Il Picture in Picture di YouTube non è più un privilegio riservato a chi paga l’abbonamento Premium. Dopo anni in cui uscire dall’app significava veder sparire il video in riproduzione, la piattaforma ha finalmente annunciato l’estensione di questa funzionalità a tutti gli utenti del mondo. Una notizia che in molti aspettavano da tempo e che cambia parecchio l’esperienza d’uso quotidiana, anche se con qualche paletto da tenere a mente.
Il modo Picture in Picture (abbreviato spesso in PiP, o “Immagine nell’immagine” per chi preferisce la versione italiana) permette di ridurre il video in un piccolo riquadro flottante sullo schermo, così da poter continuare a usare altre app senza interrompere la visione. Il rollout è già partito e arriverà in maniera graduale su Android e iOS nei prossimi mesi. Negli Stati Uniti gli utenti ne beneficiavano già da un po’, ma ora tocca anche al resto del pianeta.
Cosa cambia per chi non ha YouTube Premium
Ecco il punto importante, la gratuità del PiP su YouTube vale esclusivamente per i contenuti video classici.

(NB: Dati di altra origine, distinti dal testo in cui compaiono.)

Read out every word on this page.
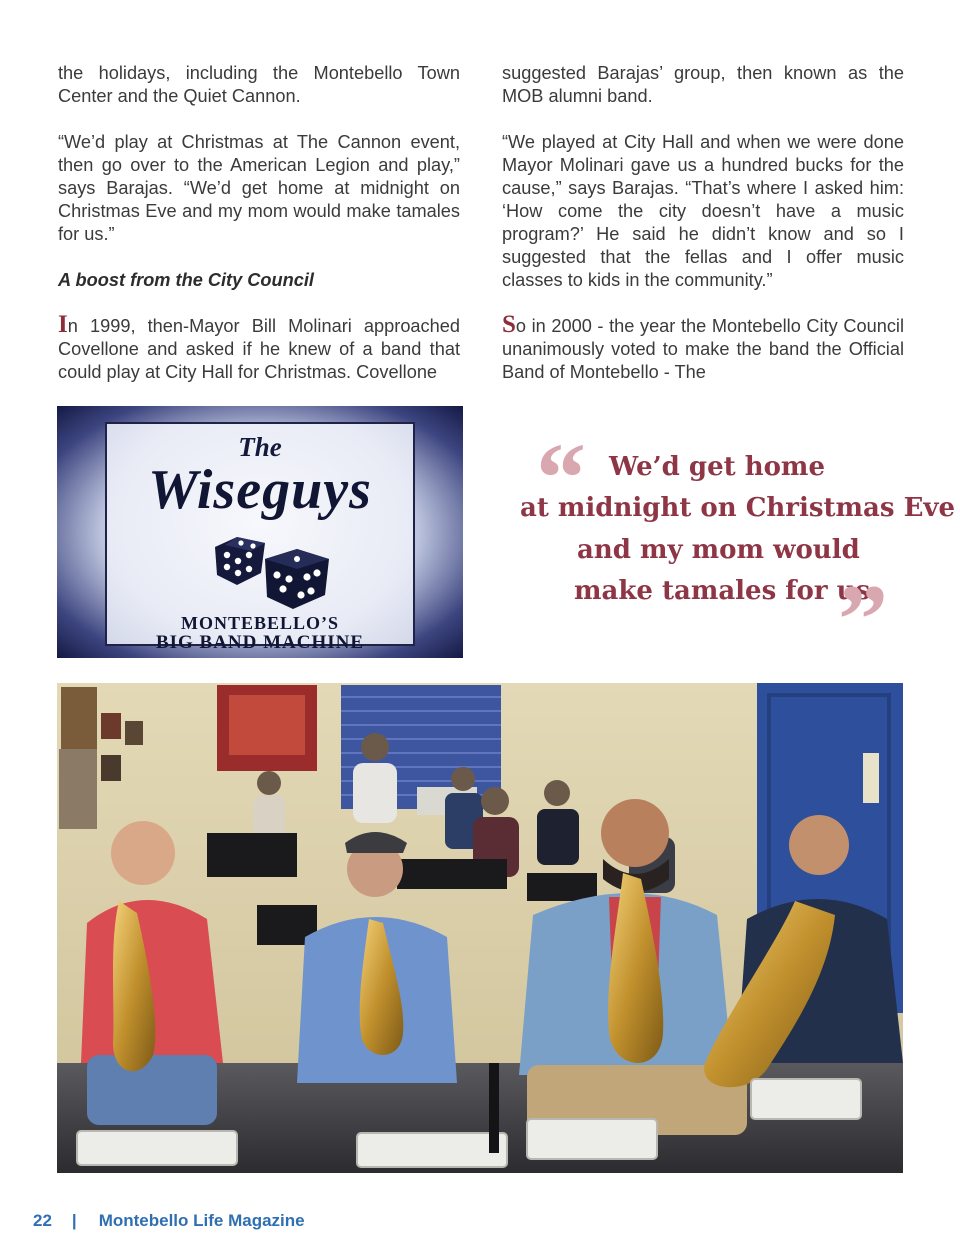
the holidays, including the Montebello Town Center and the Quiet Cannon.

“We’d play at Christmas at The Cannon event, then go over to the American Legion and play,” says Barajas. “We’d get home at midnight on Christmas Eve and my mom would make tamales for us.”

A boost from the City Council

In 1999, then-Mayor Bill Molinari approached Covellone and asked if he knew of a band that could play at City Hall for Christmas. Covellone

suggested Barajas’ group, then known as the MOB alumni band.

“We played at City Hall and when we were done Mayor Molinari gave us a hundred bucks for the cause,” says Barajas. “That’s where I asked him: ‘How come the city doesn’t have a music program?’ He said he didn’t know and so I suggested that the fellas and I offer music classes to kids in the community.”

So in 2000 - the year the Montebello City Council unanimously voted to make the band the Official Band of Montebello - The

The
Wiseguys
MONTEBELLO’S
BIG BAND MACHINE
“ We’d get home
at midnight on Christmas Eve
and my mom would
make tamales for us.
”
22 | Montebello Life Magazine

I video brevi (gli Shorts, per intenderci) restano esclusi. E soprattutto, chi vuole ascoltare musica in background o in una finestra flottante dovrà comunque mantenere attivo un abbonamento YouTube Premium. Ciò significa che la funzione gratuita copre una bella fetta di utilizzo, ma non tutto.

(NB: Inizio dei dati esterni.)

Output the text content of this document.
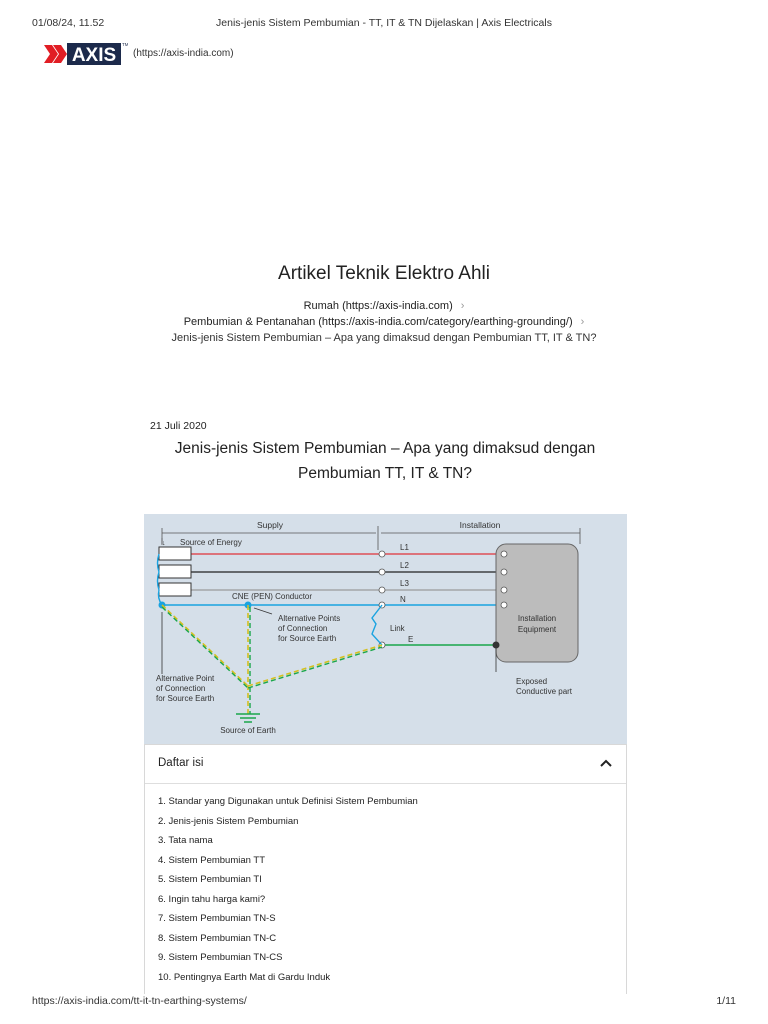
01/08/24, 11.52	Jenis-jenis Sistem Pembumian - TT, IT & TN Dijelaskan | Axis Electricals
AXIS
TM
(https://axis-india.com)
Artikel Teknik Elektro Ahli
Rumah (https://axis-india.com) ›
Pembumian & Pentanahan (https://axis-india.com/category/earthing-grounding/) ›
Jenis-jenis Sistem Pembumian – Apa yang dimaksud dengan Pembumian TT, IT & TN?
21 Juli 2020
Jenis-jenis Sistem Pembumian – Apa yang dimaksud dengan Pembumian TT, IT & TN?
Supply	Installation
↓ Source of Energy
L1
L2
L3
N
CNE (PEN) Conductor
Link
E
Installation
Equipment
Exposed
Conductive part
Source of Earth
Alternative Point
of Connection
for Source Earth
Alternative Points
of Connection
for Source Earth
Daftar isi
1. Standar yang Digunakan untuk Definisi Sistem Pembumian
2. Jenis-jenis Sistem Pembumian
3. Tata nama
4. Sistem Pembumian TT
5. Sistem Pembumian TI
6. Ingin tahu harga kami?
7. Sistem Pembumian TN-S
8. Sistem Pembumian TN-C
9. Sistem Pembumian TN-CS
10. Pentingnya Earth Mat di Gardu Induk
https://axis-india.com/tt-it-tn-earthing-systems/	1/11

Anche chi ha un abbonamento Premium Lite si trova nella stessa situazione degli utenti gratuiti: accesso al Picture in Picture per i video lunghi, niente musica. Nessun vantaggio in più su questo fronte specifico.
Come attivare il Picture in Picture su YouTube
Usare il PiP è piuttosto semplice. Mentre si sta guardando un video, basta fare uno swipe verso l’alto oppure premere il tasto Home del proprio smartphone. Il video si riduce automaticamente in un piccolo riquadro che può essere spostato liberamente sullo schermo, senza intralciare quello che si sta facendo in quel momento.
Se la funzione non si attiva subito, la prima cosa da fare è aggiornare l’app di YouTube. Su Android, vale la pena controllare che l’opzione sia abilitata andando in Impostazioni, poi Applicazioni, poi YouTube, e da lì nelle impostazioni avanzate dove si trova la voce dedicata al Picture in Picture.
Per chi usa un iPhone o un iPad, il requisito minimo è avere installato iOS 15.0 o una versione successiva. Se tutto risulta aggiornato ma la funzione non compare ancora, non resta che avere un po’ di pazienza: il rilascio graduale è previsto nell’arco di diversi mesi, quindi non tutti la vedranno apparire nello stesso momento.
Resta il fatto che questo cambiamento rende l’esperienza base di YouTube decisamente più completa, eliminando una delle limitazioni che più infastidiva gli utenti non paganti da anni.